Eine Stimme, die mich die nächsten Jahrzehnte begleiten und geleiten sollte, hieß mich einzutreten — und vor mir stand ein riesiger freundlich wirkender Mann namens Schrenk, der fast das gesamte winzig kleine Rektorat ausfüllte. Akten‑, Hefte- und Bücherstapel füllten den kleinen Rest des stubenähnlichen Direktorzimmers. Herr Schrenk war wirklich sehr nett. Er hatte von allem Anfang an einerseits etwas Väterliches und absolut Hilfreiches an sich — auf der anderen etwas durchaus Bestimmendes. Nach einigen offiziellen und persönlichen hin- und hergewechselten Details führte mich der Schulleiter ins Lehrerzimmer, — ein eher weiter aber niedriger von Holz bestimmter Raum, und stellte mich den Kollegen vor, auf deren Tischen ein fröhliches Chaos herrschte. Das Lehrerzimmer selbst war von ein paar richtigen Schulmeistern besiedelt, die sich durch nichts von meinen Kollegen an den Stuttgarter Schulen unterschieden, — meist mit einst weißen Mänteln angetan, — dem Papa Hils, den Herren Krug, Thiem, Riegel, Schwab und dem Fräulein Ehmann. Es gab gleich an diesem ersten Tag auch einen ganz schwarz gekleideten Mann, dessen schneidige Stimme kurz zu hören war. Das war der katholische Pfarrer Forster.

Das Kollegium (Aufnahme Foto Kristen vom Juni 1962) bestand vor 50 Jahren aus 8 Lehrkräften und 4 Geistlichen.
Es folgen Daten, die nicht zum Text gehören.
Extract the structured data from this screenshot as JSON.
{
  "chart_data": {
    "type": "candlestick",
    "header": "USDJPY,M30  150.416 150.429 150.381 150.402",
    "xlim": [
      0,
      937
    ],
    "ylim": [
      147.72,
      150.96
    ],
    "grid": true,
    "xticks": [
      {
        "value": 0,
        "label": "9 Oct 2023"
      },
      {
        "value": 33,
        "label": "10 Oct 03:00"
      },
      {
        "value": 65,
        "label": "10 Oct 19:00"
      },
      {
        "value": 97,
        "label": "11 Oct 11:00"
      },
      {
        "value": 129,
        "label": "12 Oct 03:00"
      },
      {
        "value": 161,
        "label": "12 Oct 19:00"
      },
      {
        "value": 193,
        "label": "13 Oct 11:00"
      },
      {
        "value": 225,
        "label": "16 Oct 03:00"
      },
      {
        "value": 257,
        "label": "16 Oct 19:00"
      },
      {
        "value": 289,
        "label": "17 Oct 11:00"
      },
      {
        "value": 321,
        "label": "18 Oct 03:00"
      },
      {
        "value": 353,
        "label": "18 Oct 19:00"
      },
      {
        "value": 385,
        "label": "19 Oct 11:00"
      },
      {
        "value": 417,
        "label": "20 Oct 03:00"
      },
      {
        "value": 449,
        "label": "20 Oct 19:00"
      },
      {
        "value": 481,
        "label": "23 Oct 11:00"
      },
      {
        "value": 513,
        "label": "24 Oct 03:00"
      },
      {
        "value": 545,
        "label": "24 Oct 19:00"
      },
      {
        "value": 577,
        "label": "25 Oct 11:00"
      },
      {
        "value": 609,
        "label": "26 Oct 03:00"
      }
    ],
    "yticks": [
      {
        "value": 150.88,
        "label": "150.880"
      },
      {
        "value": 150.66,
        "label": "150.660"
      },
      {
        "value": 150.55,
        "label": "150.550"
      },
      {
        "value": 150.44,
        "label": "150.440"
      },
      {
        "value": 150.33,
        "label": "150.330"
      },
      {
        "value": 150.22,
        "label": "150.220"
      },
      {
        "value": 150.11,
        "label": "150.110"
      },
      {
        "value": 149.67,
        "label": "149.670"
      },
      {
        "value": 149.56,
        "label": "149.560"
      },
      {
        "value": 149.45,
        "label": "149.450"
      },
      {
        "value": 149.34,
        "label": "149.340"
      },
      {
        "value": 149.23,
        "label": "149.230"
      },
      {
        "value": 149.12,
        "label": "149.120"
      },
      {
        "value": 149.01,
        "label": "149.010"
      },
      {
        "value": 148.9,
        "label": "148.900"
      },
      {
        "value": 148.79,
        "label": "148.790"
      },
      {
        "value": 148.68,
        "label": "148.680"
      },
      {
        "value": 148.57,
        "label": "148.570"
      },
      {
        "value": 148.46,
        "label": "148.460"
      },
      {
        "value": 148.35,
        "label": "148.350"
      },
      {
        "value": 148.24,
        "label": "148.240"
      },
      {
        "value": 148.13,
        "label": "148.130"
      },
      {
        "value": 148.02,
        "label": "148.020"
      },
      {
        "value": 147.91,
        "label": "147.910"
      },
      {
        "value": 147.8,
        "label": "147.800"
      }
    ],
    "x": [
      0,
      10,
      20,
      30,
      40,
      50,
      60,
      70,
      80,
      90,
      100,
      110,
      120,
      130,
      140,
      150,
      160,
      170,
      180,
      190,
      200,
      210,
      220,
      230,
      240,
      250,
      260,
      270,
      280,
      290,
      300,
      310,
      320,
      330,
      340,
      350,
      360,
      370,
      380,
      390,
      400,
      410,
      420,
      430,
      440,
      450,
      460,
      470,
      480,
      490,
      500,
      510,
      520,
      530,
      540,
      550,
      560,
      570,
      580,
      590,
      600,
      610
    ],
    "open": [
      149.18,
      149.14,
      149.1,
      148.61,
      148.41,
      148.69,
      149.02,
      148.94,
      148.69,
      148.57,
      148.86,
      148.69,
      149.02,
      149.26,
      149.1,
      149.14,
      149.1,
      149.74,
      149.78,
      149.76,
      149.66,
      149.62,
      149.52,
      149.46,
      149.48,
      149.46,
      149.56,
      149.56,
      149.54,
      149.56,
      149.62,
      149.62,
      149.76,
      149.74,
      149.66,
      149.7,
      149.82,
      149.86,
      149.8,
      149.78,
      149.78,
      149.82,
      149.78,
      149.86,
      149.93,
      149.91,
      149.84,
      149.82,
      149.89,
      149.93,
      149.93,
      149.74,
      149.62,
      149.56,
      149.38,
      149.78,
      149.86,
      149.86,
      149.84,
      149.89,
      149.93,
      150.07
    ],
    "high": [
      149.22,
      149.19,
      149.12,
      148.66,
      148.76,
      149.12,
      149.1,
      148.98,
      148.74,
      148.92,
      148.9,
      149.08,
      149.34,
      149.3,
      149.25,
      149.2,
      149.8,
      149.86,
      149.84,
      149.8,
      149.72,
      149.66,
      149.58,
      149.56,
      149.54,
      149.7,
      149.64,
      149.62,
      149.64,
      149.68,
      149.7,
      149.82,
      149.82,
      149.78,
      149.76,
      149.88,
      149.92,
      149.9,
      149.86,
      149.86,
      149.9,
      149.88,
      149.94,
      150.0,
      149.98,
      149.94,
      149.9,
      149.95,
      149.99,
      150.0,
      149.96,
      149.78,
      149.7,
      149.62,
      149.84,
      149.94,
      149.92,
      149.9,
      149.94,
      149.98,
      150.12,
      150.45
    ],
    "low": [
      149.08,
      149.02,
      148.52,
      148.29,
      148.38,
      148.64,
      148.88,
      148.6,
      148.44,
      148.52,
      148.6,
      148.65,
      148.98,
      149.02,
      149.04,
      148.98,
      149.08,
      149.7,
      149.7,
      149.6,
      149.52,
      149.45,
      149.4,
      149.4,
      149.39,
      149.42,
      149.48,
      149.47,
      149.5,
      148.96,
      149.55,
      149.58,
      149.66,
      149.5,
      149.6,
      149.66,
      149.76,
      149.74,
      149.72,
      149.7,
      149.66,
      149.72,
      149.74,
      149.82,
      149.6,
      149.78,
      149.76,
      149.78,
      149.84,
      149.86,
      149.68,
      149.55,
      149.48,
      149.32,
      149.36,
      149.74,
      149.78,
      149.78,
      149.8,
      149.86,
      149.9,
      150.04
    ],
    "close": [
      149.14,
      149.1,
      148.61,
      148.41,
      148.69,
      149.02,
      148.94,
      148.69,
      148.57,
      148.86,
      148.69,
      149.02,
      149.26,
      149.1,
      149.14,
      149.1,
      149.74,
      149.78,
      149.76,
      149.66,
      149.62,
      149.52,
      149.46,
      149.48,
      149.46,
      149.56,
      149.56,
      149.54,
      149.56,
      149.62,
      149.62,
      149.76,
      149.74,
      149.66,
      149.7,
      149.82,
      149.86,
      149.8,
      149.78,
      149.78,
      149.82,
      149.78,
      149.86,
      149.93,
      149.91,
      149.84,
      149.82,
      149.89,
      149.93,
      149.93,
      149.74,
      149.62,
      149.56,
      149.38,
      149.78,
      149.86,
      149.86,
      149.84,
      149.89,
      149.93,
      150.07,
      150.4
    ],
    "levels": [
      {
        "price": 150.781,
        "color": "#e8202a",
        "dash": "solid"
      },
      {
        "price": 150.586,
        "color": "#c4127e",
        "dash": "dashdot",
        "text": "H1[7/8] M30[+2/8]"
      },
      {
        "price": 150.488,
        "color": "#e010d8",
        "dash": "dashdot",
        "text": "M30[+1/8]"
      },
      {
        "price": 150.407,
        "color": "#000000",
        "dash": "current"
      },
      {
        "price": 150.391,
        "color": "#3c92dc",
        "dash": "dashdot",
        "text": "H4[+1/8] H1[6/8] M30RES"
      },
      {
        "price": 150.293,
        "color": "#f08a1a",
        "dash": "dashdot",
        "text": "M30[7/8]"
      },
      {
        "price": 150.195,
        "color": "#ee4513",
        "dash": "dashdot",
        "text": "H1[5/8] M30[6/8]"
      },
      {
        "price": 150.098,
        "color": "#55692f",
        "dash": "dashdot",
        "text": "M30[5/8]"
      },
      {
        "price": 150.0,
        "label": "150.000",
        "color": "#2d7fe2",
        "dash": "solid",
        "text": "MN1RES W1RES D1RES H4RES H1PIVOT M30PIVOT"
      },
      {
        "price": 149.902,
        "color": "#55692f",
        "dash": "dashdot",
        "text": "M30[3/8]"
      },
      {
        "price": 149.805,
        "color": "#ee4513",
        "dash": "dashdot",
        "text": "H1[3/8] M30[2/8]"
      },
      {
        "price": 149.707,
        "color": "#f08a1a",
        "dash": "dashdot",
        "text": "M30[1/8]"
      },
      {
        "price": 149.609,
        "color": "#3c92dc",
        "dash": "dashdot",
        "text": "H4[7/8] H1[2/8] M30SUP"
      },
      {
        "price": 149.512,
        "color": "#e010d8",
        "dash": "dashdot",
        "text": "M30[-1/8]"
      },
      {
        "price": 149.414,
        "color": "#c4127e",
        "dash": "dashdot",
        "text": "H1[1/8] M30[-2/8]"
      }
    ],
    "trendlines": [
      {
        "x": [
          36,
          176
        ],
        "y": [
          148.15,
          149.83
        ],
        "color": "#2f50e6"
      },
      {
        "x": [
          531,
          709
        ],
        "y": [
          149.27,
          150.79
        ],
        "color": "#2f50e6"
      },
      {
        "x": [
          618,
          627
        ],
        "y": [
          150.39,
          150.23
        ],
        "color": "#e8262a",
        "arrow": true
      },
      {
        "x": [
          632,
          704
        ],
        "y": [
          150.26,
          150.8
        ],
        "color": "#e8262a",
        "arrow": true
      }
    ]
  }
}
Auf dem Foto sind vor dem Eingang zum Bergheim zu sehen, von links nach rechts, vorne, sitzend:
Pfarrer Forster, Hauptlehrerin (HHT) Kunrath, Studienrätin Ulrich, Studiendirektor Schrenk, Studienassessorin Ehmann, Vikarin Gradner, Pfarrer Geiger.
Von links nach rechts, hinten, stehend:
Studienassessor Thiem, Studienrat Hils, Studienrat Krug, Studienreferendar Bantel, Studienassesor Schwab, Studienassessor Riegel, Vikar Grassel.
Abschließend wurde mir vom Schulleiter noch erklärt, wo ich wohne. Das war gleich unten rechts an einem steilen Sträßchen, das fast senkrecht hinab Richtung Dorf führte, und Turmweg hieß. Ich wohnte bei Willibald und Martha Schaupp. Das Fräulein Schaupp hieß Antonia sie lebt noch heute. Gegenüber war das kleine Café Weidl, in welches sich — wie ich schnell feststellte, häufig nach ihren Sitzungen die Dame und die Herren des Gemeinderats begaben, zur sogenannten Nachsitzung. Wenn die letzten von ihnen dann frühmorgens mit heiterem Gesang — der schon nächtens zu mir herüberdrang — beschwingt das Café Weidl verließen, war es dann Zeit für mich und die Schule. Spätestens wurde ich immer dann wach und musste aus dem Bett, wenn sich die Königsbronner Schüler, deren Zug recht zeitig kam, angeführt von einem gewissen unüberhörbaren Bernd Weiler, den steilen Turmweg hinaufkrakehlten. Dann allerdings musste es schnell gehen. — Aber in 3 Minuten war ich ja den Berg oben in der Schule. Häufig erlebte ich, wie Schulleiter Schrenk in den Schulhof töffte und dann seinen dunkelroten Lambrettaroller, damit ihm nichts Unfugmäßiges zustoße, ins Innere des »Bergheims« schob. (Foto)

Wer die frühen Sechziger als Progymnasiums-Lehrkraft im »Bergheim« erlebt hat, kann sich mit Fug und Recht als zum Urschleim des späteren Gymnasiums Oberkochen und des noch späteren EAGs gehörend betrachten. — Mit dieser Schule ist mir bald auch das Dorf und später die Stadt zur Heimat geworden — und bis heute geblieben.